Where that is not the case there is still the data to help the
inspectors probe. For us to have gone into a school on a very
light-touch inspection, the data will be favourable and it will
be pointing us to a school which has done well in the past and
we have also got the previous inspection report. All the indicators
have to add up favourably before we would select a school for
one of the very light-touch inspections.
Q136 Dr Blackman-Woods: Are you going
to reduce the inspection burden further on high performing schools?
Are there any dangers in that?
Mrs Rosen: We have no intention
of moving to less than a day's on-site inspection otherwise I
think it would be very difficult for us to get the evidence we
require. There is quite a lot of evidence from the data but all
the things to do with pupils' behaviour, their personal development,
the Every Child Matters agenda, are not going to be picked
up through the data and we feel we need a minimum amount of time
to assure ourselves and parents that those things are going well
in the school as well as the progress in the attainment of the
pupils.
Mr Smith: It is quite interesting
that we have started a similar sort of process in our college
inspection programme. I know that was not your specific question
but it is quite interesting to note we do these one day annual
assessment visits to colleges and we make a decision as to where
to go next. I think your question was about the rigour and would
we pick up a poor school in a short inspection? Answer: in 11
of these visits last term in colleges the recommendation was that
the next full inspection be earlier than currently planned. We
do feel we have the skills and the capacity with the data, with
the one day visit, and if we felt the school was not up to snuff
we would be back.
Q137 Dr Blackman-Woods: Moving on
to schools that are labelled satisfactory. It may be fair to categorise
what the Government is doing as waging war on coasting schools,
certainly the Education and Inspection Bill pays a lot of attention
to them, but it is language that Ofsted have used to describe
what you are going to do to satisfactory schools.

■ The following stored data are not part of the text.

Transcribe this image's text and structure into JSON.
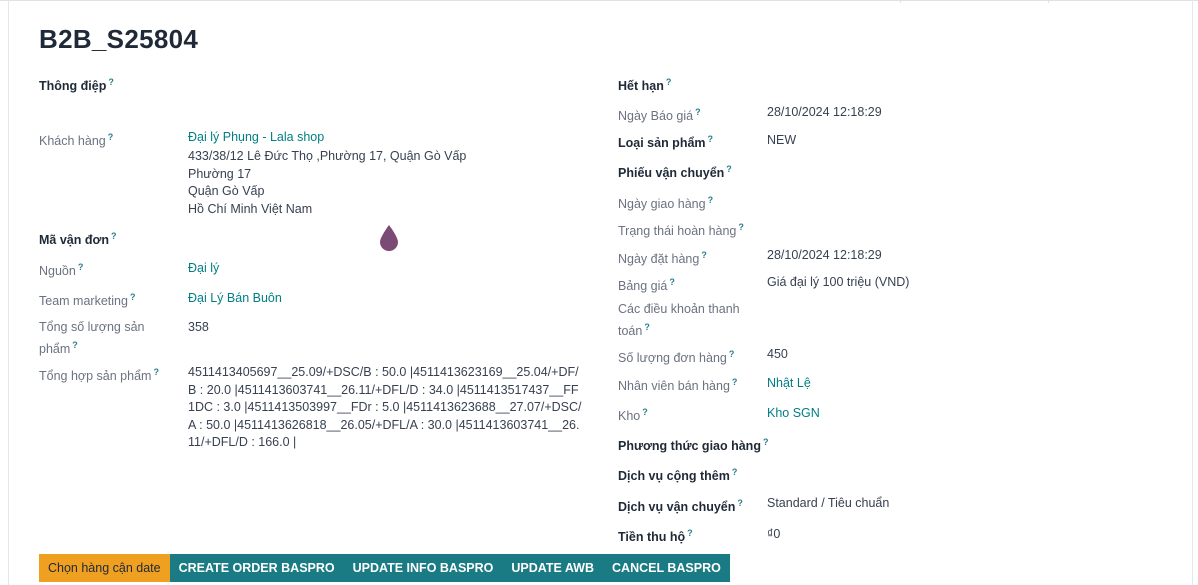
{
  "record_title": "B2B_S25804",
  "left": {
    "thong_diep": "Thông điệp",
    "khach_hang_label": "Khách hàng",
    "khach_hang_value": "Đại lý Phụng - Lala shop",
    "address_lines": [
      "433/38/12 Lê Đức Thọ ,Phường 17, Quận Gò Vấp",
      "Phường 17",
      "Quận Gò Vấp",
      "Hồ Chí Minh Việt Nam"
    ],
    "ma_van_don": "Mã vận đơn",
    "nguon_label": "Nguồn",
    "nguon_value": "Đại lý",
    "team_label": "Team marketing",
    "team_value": "Đại Lý Bán Buôn",
    "tong_sl_label": "Tổng số lượng sản phẩm",
    "tong_sl_value": "358",
    "tong_hop_label": "Tổng hợp sản phẩm",
    "tong_hop_value": "4511413405697__25.09/+DSC/B : 50.0 |4511413623169__25.04/+DF/B : 20.0 |4511413603741__26.11/+DFL/D : 34.0 |4511413517437__FF1DC : 3.0 |4511413503997__FDr : 5.0 |4511413623688__27.07/+DSC/A : 50.0 |4511413626818__26.05/+DFL/A : 30.0 |4511413603741__26.11/+DFL/D : 166.0 |"
  },
  "right": {
    "het_han": "Hết hạn",
    "ngay_bao_gia_label": "Ngày Báo giá",
    "ngay_bao_gia_value": "28/10/2024 12:18:29",
    "loai_sp_label": "Loại sản phẩm",
    "loai_sp_value": "NEW",
    "phieu_vc": "Phiếu vận chuyển",
    "ngay_giao_label": "Ngày giao hàng",
    "trang_thai_label": "Trạng thái hoàn hàng",
    "ngay_dat_label": "Ngày đặt hàng",
    "ngay_dat_value": "28/10/2024 12:18:29",
    "bang_gia_label": "Bảng giá",
    "bang_gia_value": "Giá đại lý 100 triệu (VND)",
    "dieu_khoan_label": "Các điều khoản thanh toán",
    "so_luong_label": "Số lượng đơn hàng",
    "so_luong_value": "450",
    "nhan_vien_label": "Nhân viên bán hàng",
    "nhan_vien_value": "Nhật Lệ",
    "kho_label": "Kho",
    "kho_value": "Kho SGN",
    "phuong_thuc_label": "Phương thức giao hàng",
    "dich_vu_ct_label": "Dịch vụ cộng thêm",
    "dich_vu_vc_label": "Dịch vụ vận chuyển",
    "dich_vu_vc_value": "Standard / Tiêu chuẩn",
    "tien_thu_label": "Tiền thu hộ",
    "tien_thu_value": "₫0"
  },
  "help_mark": "?",
  "buttons": {
    "chon_hang": "Chọn hàng cận date",
    "create_order": "CREATE ORDER BASPRO",
    "update_info": "UPDATE INFO BASPRO",
    "update_awb": "UPDATE AWB",
    "cancel": "CANCEL BASPRO"
  },
  "colors": {
    "link": "#017e84",
    "button_primary": "#1a7b84",
    "button_warning": "#f0a020",
    "drop_icon": "#7b4a75"
  },
  "icons": {
    "cursor_drop": "drop-icon"
  }
}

Do you think
that is appropriate language? Is it going to get the backs up
of the professionals you have to get on board, or do you think
it does not matter?
Mr Smith: I have not used the
expression "waging war" and I would be surprised if
my colleagues had.
Q138 Dr Blackman-Woods: I think there
have been some press releases that have done so.
Mrs Rosen: I am not aware that
we have used that language, "waging war". We appreciate
the need for some of the schools which are currently judged to
be satisfactory to make faster progress. Part of our proposals
for moving to proportionate inspection is that some of those schools
should be targeted for a return visit quite specifically to follow
up on the issues identified in the previous inspection report
and to stimulate faster improvement. Our consultation document
has received a reasonable number of responses that are very favourable
in terms of lighter touch for the higher achieving schools and
generally favourable in terms of returning to some Grade 3 schools
as well. Most of the respondents to our consultation were headteachers.
Of course, what we do not know is whether they were headteachers
of higher achieving schools or Grade 3s that we might potentially
be returning to. We have talked to some heads of those schools
to find out what they think. What they are telling us is that
they would welcome a visit, because a visit would be seen as helpful,
but they do not want just a telephone call, they do not think
that would be a very helpful way of monitoring. We have had some
responses through our consultation and, like Maurice, I am not
aware that we have declared that we are waging war.
Chairman: I have seen your press releases,
you are at war with satisfactory schools.
Q139 Dr Blackman-Woods: You do not
think satisfactory is good enough is what they said, which is
good, I am pleased you have said that.
Mr Smith: That was a slightly
different point. I stand to be corrected if I have used the words
"wage war" but I have no recollection of using them.